St John Nepomucene was a Czech priest and saint (c. 1340–1393) born in the small town of Nepomuk in Bohemia. He was the canon of St Vitus Cathedral in Prague, general vicar of the archdiocese, and the confessor of the wife of King Wenceslaus IV. He was thrown into the river from the Charles Bridge in Prague because he refused to disclose the Queen’s confession to the King.
The saint is depicted dressed in priest’s clothes, wearing a biretta, holding a cross in his right hand and a palm branch, the symbol of martyrdom, in his left hand. A halo of five stars adorns his head commemorating the stars that, according to the legend, hovered at the place where St John drowned.
At the sign from the King, soldiers grabbed St John and threw him into prison. When night came, they took him to the bridge and pushed him into the River Vltava. When pushing him they badly hurt his head and shoulder. So St John the martyr drowned. /.../
The following morning, prelates, canons, priests, monks and many people gathered. They went to the river, pulled his holy body out of the river, and took it with glory to the church. After the required prayers were said, they wanted to bury him in a suitable place, but the King prohibited it and he was buried secretly in an unknown location. People however sensed where he was buried and frequented the place.

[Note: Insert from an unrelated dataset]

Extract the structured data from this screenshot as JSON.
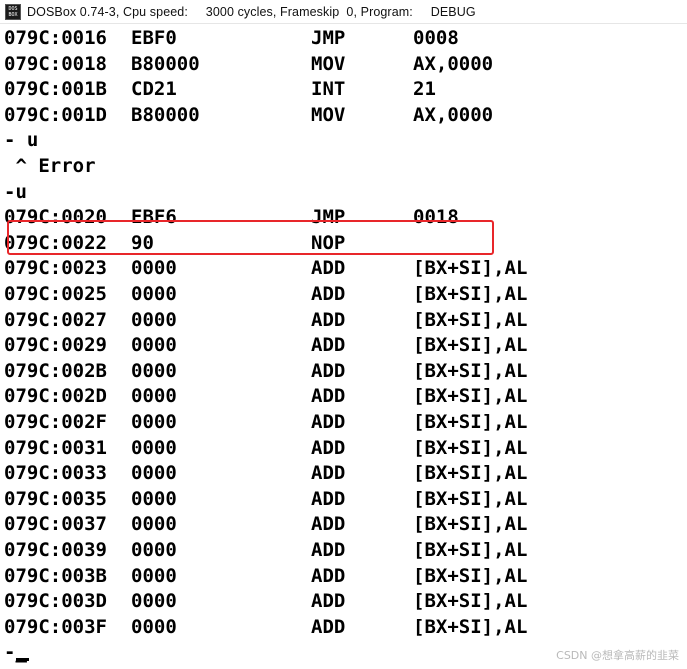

After King Wenceslaus and his wife died, the priests moved the holy body to a good coffin produced at the cathedral church and wrote on the coffin: ‘Here lies the famous John of Nepomuk, the canon of the Prague Church, the confessor of Queen Joanna, who was forcefully drowned in the River Vltava on the order of King Wenceslaus in the year 1383, because he refused to disclose things he had heard during a confession.’ (Motiejus Valančius, „Žyvatai šventųjų“, Raštai 2, 2006, p. 133–139)
Reference: "The Lithuanian art collection of Jaunius Gumbis". Museum and Collector - 6. Vilnius: National Museum of Lithuania, 2016, Kat. No, P. 202.